The final thing that makes this movie a standout is the way that it looks at women and how they are judged. It is very forward thinking for 1929, and it never dominates the picture. Pert is a forceful woman, one that would be called liberated nearly half a century later. When her father chastises her for staying out late, she doesn't wilt and promise to be good. Instead she points out that she contributes just as much money to the household as he does, and as long as she's not doing any harm she'll have fun while she can. The most surprising bit happens in the film's conclusion however, when Pert rails against that double standard that men have. They want a date fun-loving girls, but they don't respect them. "Who is it demands the kissing and the spooning - who but you - you men. I suppose you'd like me if I wore long skirts and mittens and sat home knitting socks?" she rails. Social commentaries like that rarely turn up in films nowadays, so it's a nice surprise to see it in a film from the 1920's.

 The DVD:


This film arrives on a single DVD-R in a keepcase with cover art.

Audio:

This silent film comes with the original Vitaphone (a sound-on-disc system) soundtrack nicely synched to the image.

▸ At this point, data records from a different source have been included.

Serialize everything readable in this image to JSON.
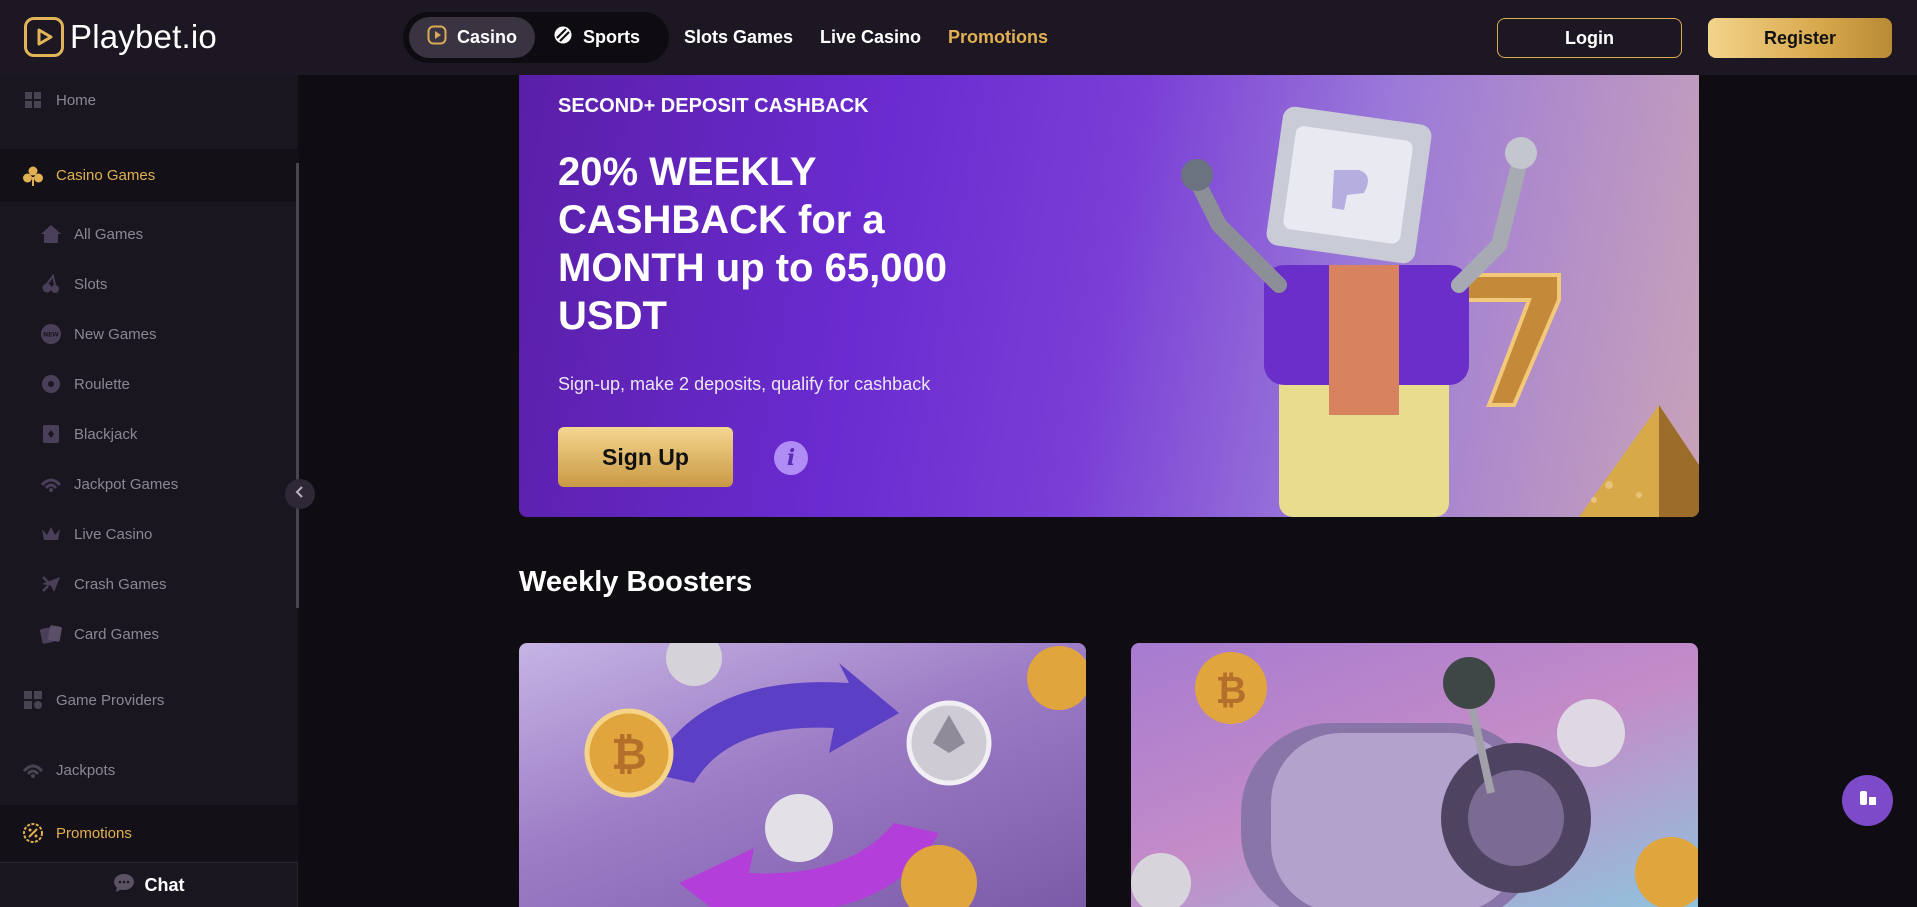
{
  "header": {
    "logo_text": "Playbet.io",
    "modes": [
      {
        "label": "Casino",
        "icon": "play-icon",
        "active": true
      },
      {
        "label": "Sports",
        "icon": "ball-icon",
        "active": false
      }
    ],
    "nav": [
      "Slots Games",
      "Live Casino",
      "Promotions"
    ],
    "login_label": "Login",
    "register_label": "Register"
  },
  "sidebar": {
    "home": "Home",
    "casino_games": "Casino Games",
    "sub_items": [
      "All Games",
      "Slots",
      "New Games",
      "Roulette",
      "Blackjack",
      "Jackpot Games",
      "Live Casino",
      "Crash Games",
      "Card Games"
    ],
    "game_providers": "Game Providers",
    "jackpots": "Jackpots",
    "promotions": "Promotions",
    "chat_label": "Chat"
  },
  "hero": {
    "kicker": "SECOND+ DEPOSIT CASHBACK",
    "title": "20% WEEKLY CASHBACK for a MONTH up to 65,000 USDT",
    "subtitle": "Sign-up, make 2 deposits, qualify for cashback",
    "cta_label": "Sign Up",
    "info_glyph": "i"
  },
  "section": {
    "title": "Weekly Boosters"
  },
  "colors": {
    "accent_gold": "#e1b052",
    "hero_purple": "#6a2bd0",
    "background": "#0f0c12"
  }
}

There are some sound effects (horns honking, the volume of music increasing when someone turns up the radio, and the like) but no dialog. The music that they selected way back in the day fits the mood of the film very well and it's great that the movie and sound could both still exist.

Video:

This film was thought lost for many years, with only the Vitagraph discs surviving, but thankfully a 35mm print was discovered in Italy. The film has been restored and the full frame image looks very good. There is a little natural grain, but the image is generally sharp and the contrast is excellent.

Extras:

None.

Final Thoughts:

This recently 'found' film is a true gem. Coleen Moore is magnetic in this nice dramedy that has a forward-thinking message (while never lecturing the audience). There are only a few Moore films that still survive and it's wonderful to have a nice looking version of this movie in my collection. Make a point of checking this one out. Highly Recommended.